"But there's a steelier critical edge to Wilsher's sense of fair play. This continues the artist's interest in applying business plans to art, a model all too familiar one might think, from arts-based regeneration schemes, where culture is forced to take the place of real government investment"
Guardian Guide April 2010
Download the catalogue here
The Yesable Proposition at OUTPOST, Norwich April 2010
Ellie Morgan: By
replacing and presenting elements of the gallery's make-up your show
interrogates a chain of institutional relationships and a series of
dependencies and communication. Have the re-presented elements become symbols
of funding and discussion?
MW Not
just symbols exactly. But certainly they are being used to indicate the
parameters of what's been permitted, or the extent to which you have trusted
me. I think I would like to de-emphasise the role of the physical objects
presented up on the wall (which are after all just one part of a larger set of
tangible and intangible aspects that go together to make up the exhibition).
EM
Although your recent research has focussed on the importance of antagonistic
negotiation in the presentation of public art, your show was proposed as a
'win-win' scenario. Could you discuss how The Yesable Proposition relates to
your proposition of negotiation over dialogue?
MW My recent work has been
questioning the notion of dialogue as a panacea in contemporary art.
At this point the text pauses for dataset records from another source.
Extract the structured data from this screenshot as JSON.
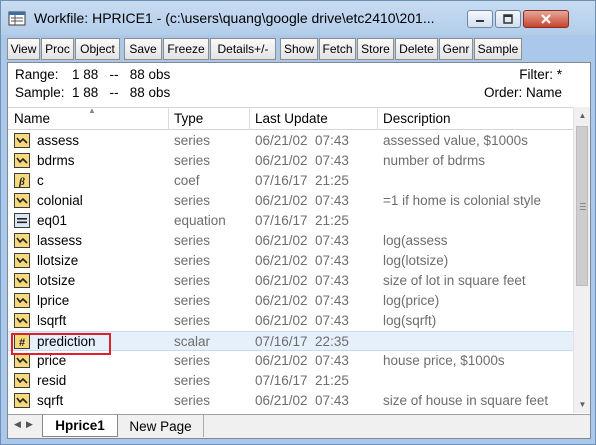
{
  "window": {
    "title": "Workfile: HPRICE1 - (c:\\users\\quang\\google drive\\etc2410\\201..."
  },
  "toolbar": {
    "buttons": [
      "View",
      "Proc",
      "Object",
      "Save",
      "Freeze",
      "Details+/-",
      "Show",
      "Fetch",
      "Store",
      "Delete",
      "Genr",
      "Sample"
    ]
  },
  "info": {
    "range_label": "Range:",
    "range_value": "1 88   --   88 obs",
    "sample_label": "Sample:",
    "sample_value": "1 88   --   88 obs",
    "filter": "Filter: *",
    "order": "Order: Name"
  },
  "columns": {
    "name": "Name",
    "type": "Type",
    "last_update": "Last Update",
    "description": "Description"
  },
  "rows": [
    {
      "icon": "series-icon",
      "name": "assess",
      "type": "series",
      "date": "06/21/02",
      "time": "07:43",
      "description": "assessed value, $1000s"
    },
    {
      "icon": "series-icon",
      "name": "bdrms",
      "type": "series",
      "date": "06/21/02",
      "time": "07:43",
      "description": "number of bdrms"
    },
    {
      "icon": "coef-icon",
      "name": "c",
      "type": "coef",
      "date": "07/16/17",
      "time": "21:25",
      "description": ""
    },
    {
      "icon": "series-icon",
      "name": "colonial",
      "type": "series",
      "date": "06/21/02",
      "time": "07:43",
      "description": "=1 if home is colonial style"
    },
    {
      "icon": "equation-icon",
      "name": "eq01",
      "type": "equation",
      "date": "07/16/17",
      "time": "21:25",
      "description": ""
    },
    {
      "icon": "series-icon",
      "name": "lassess",
      "type": "series",
      "date": "06/21/02",
      "time": "07:43",
      "description": "log(assess"
    },
    {
      "icon": "series-icon",
      "name": "llotsize",
      "type": "series",
      "date": "06/21/02",
      "time": "07:43",
      "description": "log(lotsize)"
    },
    {
      "icon": "series-icon",
      "name": "lotsize",
      "type": "series",
      "date": "06/21/02",
      "time": "07:43",
      "description": "size of lot in square feet"
    },
    {
      "icon": "series-icon",
      "name": "lprice",
      "type": "series",
      "date": "06/21/02",
      "time": "07:43",
      "description": "log(price)"
    },
    {
      "icon": "series-icon",
      "name": "lsqrft",
      "type": "series",
      "date": "06/21/02",
      "time": "07:43",
      "description": "log(sqrft)"
    },
    {
      "icon": "scalar-icon",
      "name": "prediction",
      "type": "scalar",
      "date": "07/16/17",
      "time": "22:35",
      "description": "",
      "selected": true
    },
    {
      "icon": "series-icon",
      "name": "price",
      "type": "series",
      "date": "06/21/02",
      "time": "07:43",
      "description": "house price, $1000s"
    },
    {
      "icon": "series-icon",
      "name": "resid",
      "type": "series",
      "date": "07/16/17",
      "time": "21:25",
      "description": ""
    },
    {
      "icon": "series-icon",
      "name": "sqrft",
      "type": "series",
      "date": "06/21/02",
      "time": "07:43",
      "description": "size of house in square feet"
    }
  ],
  "tabs": {
    "active": "Hprice1",
    "new_page": "New Page"
  },
  "colors": {
    "frame": "#aac8e9",
    "selected_row": "#e5f0fb",
    "highlight": "#e0202a",
    "icon_yellow": "#f5d97a"
  }
}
Many
artists who make work with other people or in the public realm will say that
they are engaged in a process of dialogue, indeed it has become a kind of
orthodoxy in the world of socially-engaged art in the last fifteen years or so.
But I feel that this glosses over a whole load of issues.
I have
been using negotiation theory borrowed from the world of business to set up a
different kind of model. It offers a more detailed analysis of the processes
and 'moves' that might take place within a relationship, especially where the
two parties are unequal and they are both trying to push for their preferred
outcome.
EM So
your show directly enters into the model you have set; your proposal directly
uses integrative negotiation to explore the relationship between you, the
artist, and OUTPOST, the gallery.
MW It's typical of my broader working methods which often borrow or
inhabit a way of operating, from which I can then produce a set of artworks
that are shaped by that approach. The result will be a real
consequence of real relationships, something that really happened at a
particular time and place rather than just me making it up.
People tend
to read overtly confrontational content in an artist's work as antagonistic
(like Santiago Sierra for instance), but I would rather shift the place of
conflict earlier on in the process and consequently it may not be so visible.
In current
discussion around agonistic art I think that a specific political theory has
been confused with traditional models of avant-garde shock because they appear
superficially similar. But that reading really doesn't stand up to scrutiny.